School Lunches

Remember your school canteen? In the 60’s and 70’s it probably served  a combination of sticky cream buns, sausage rolls, pies, chips, fizzy drinks and lollies. These kinds of  foods would end up contributing to a national crisis of childhood obesity! School food has now changed dramatically. Gone are the sticky buns, lollies and fizzy drinks we all remember, these days students are offered a variety of healthy foods which are low in fat and sugar.

But back then, for most of us lunch from the canteen was a rare treat. Our mothers usually had the time and inclination to make our lunch every day and not a lot of disposable income to do otherwise. In my case (& no doubt many others) Mondays provided me with the post-weekend no-fresh-bread luxury of buying lunch from the school canteen.

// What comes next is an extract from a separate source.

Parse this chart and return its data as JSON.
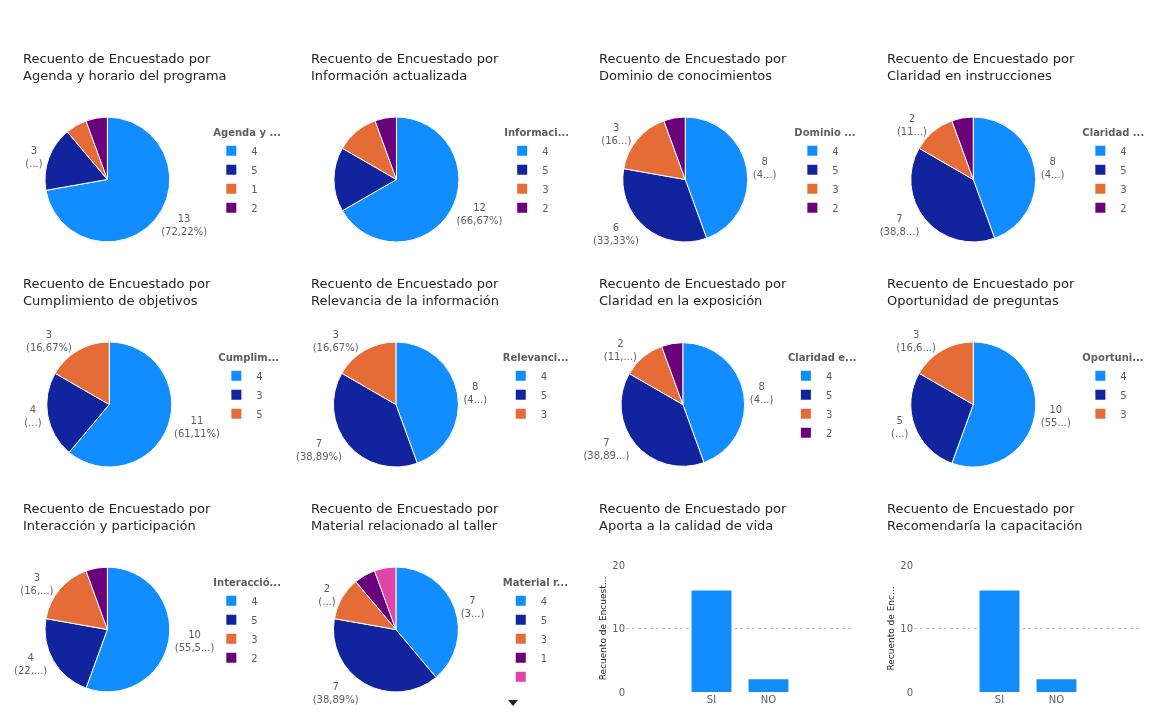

The choice consisted of meat pies, pasties, sausage rolls, hot jam donuts and cream buns (literally oozing with dollops of fresh cream).

The canteen was staffed by none other than our mums! There was a roster system whereby mothers were seconded to work in the canteen & serve the little angels for a day every six weeks or so.  It was exciting & comforting to see you own mum behind the canteen hatch!

Lunch Orders

Remember these? In the mornings the teacher would hand out brown paper bags to students lucky enough to have money for a lunch order from the canteen. You wrote what you wanted on the paper bag & put the money inside. Then the designated “lunch monitor” would take the bags to the canteen, so the ladies could make up the orders. . When lunch time arrived, the monitors would be sent off with a wooden crate to collect the lunch orders. You could smell them coming…lots of brown steaming bags, full of sausage rolls, meat pies  & jam donuts!

5 comments to School Lunches

  • Derek

    We had school dinners, every Monday we had to bring 5 shillings to school to pay for our meal at lunch time. Kids whose families could not afford it, got meals for free but most families didn’t want the shame of being seen as poor.
    We got a cooked meal and desert, wonderful things like mashed potato, sausage, baked beans & beetroot. I know, but don’t knock it till you have tried it. Jam and coconut slice was a favorite, you should have seen the rush if there were seconds. There were 2 sittings, it was best to go to the second sitting as there was more chance of a second helping.

  • Sue

    How cruel was it when you were lunch monitor for the week and you weren’t lucky enough to have a lunch order!

  • Malcolm Holt

    “Gone are the sticky buns, lollies and fizzy drinks we all remember…”
    This is probably true for primary schools, but with many (most?) secondary schools having the tuck shop contracted out (and therefore, almost no control over WHAT they are allow to sell), this junk food is most definitely STILL on the menu. 🙁

  • School lunches were the best. I really loved the menus and the radio that announced the school lunch menus for the week.

  • No-one wanted to swap sandwiches with me, nor did they
    want to sit near me – I are Italian brick-sized sandwiches
    which mum made for me most days – even when I protested
    that they smelt – salami, cheese, pickles, etc. Oh, mum
    what about vegemite or jam sandwiches on rindless white
    bread like the other kids have?? Well sandwiches have
    evolved – they’re now called Gourmet!